On 27 Apr 2007 11:09:17 +0200, Andi Kleen <ak@xxxxxx> wrote:
On Thu, Apr 26, 2007 at 06:02:52PM -0700, Tim Hockin wrote:
> Description:
> This patch makes the MCE poller adjust the polling interval dynamically.
> If we find an MCE, poll 2x faster (down to 10 ms). When we stop finding
> MCEs, poll 2x slower (up to check_interval seconds). The check_interval
> tunable becomes the max polling interval.

Can you please fix the documentation then?

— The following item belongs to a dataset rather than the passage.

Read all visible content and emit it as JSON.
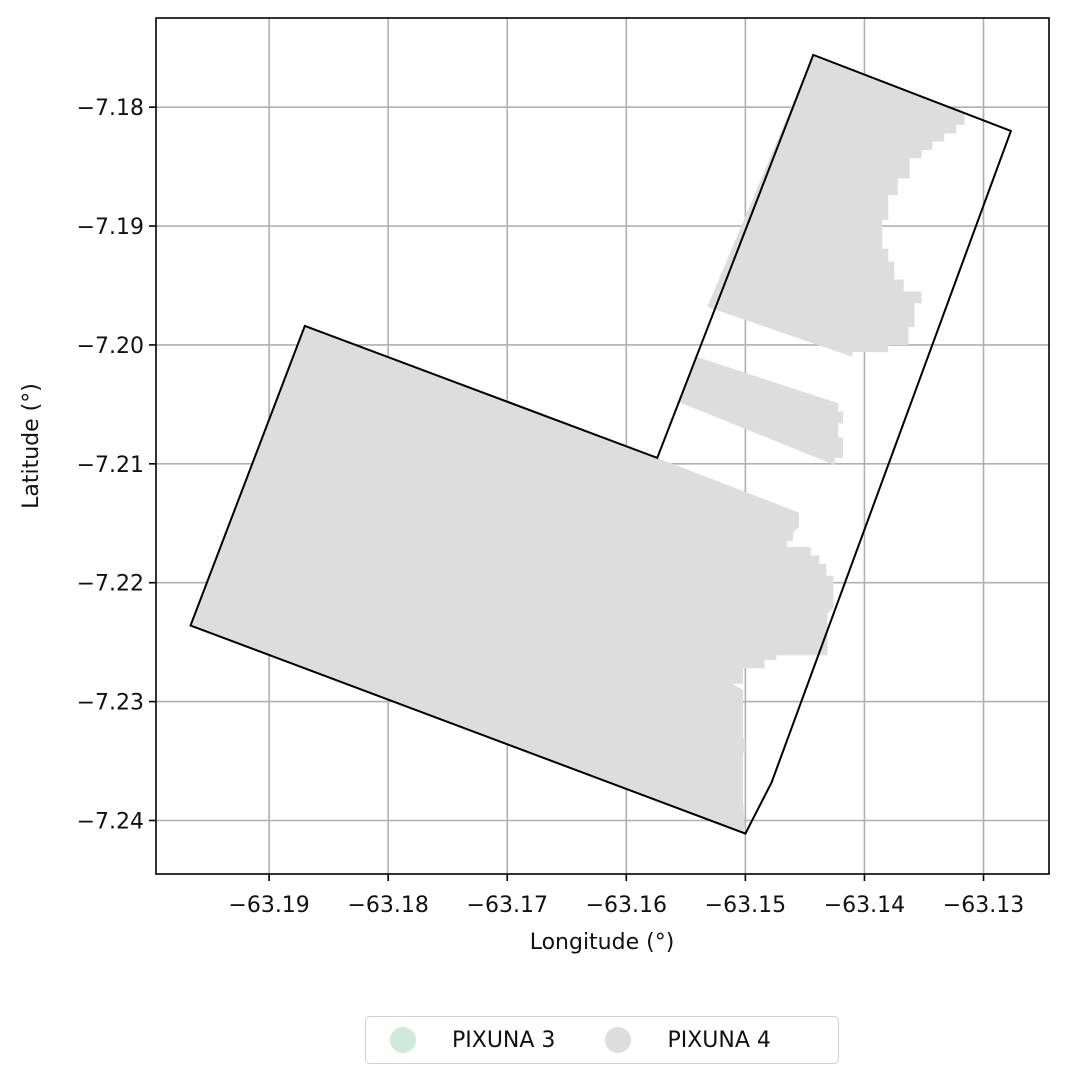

Which documentation, specifically? :)

> Result:
> If you start to take a lot of correctable errors (not exceptions), you
> log them faster and more accurately (less chance of overflowing the MCA
> registers). If you don't take a lot of errors, you will see no change.

Makes sense.

AMD RevF can do this using the threshold interrupts too for DIMM errors
too without any delays -- perhaps it would also make sense to configure
this by default that it always triggers on all DIMM errors.
Right now it is just an option in /sys

Can I look at this as a followon patch? I have a number of mce
related patches in the pipeline, and I am trying to keep them small
for testing sanity - they are hard enough to test :)

The printk should not happen too often. Can you add some hardcoded
limit there than it doesn't happen more often than every hour or so
(or perhaps use a exponential backoff here too?)
It is only to tell users to check mcelog output.

Sure. I'll fix it up and hit you again today.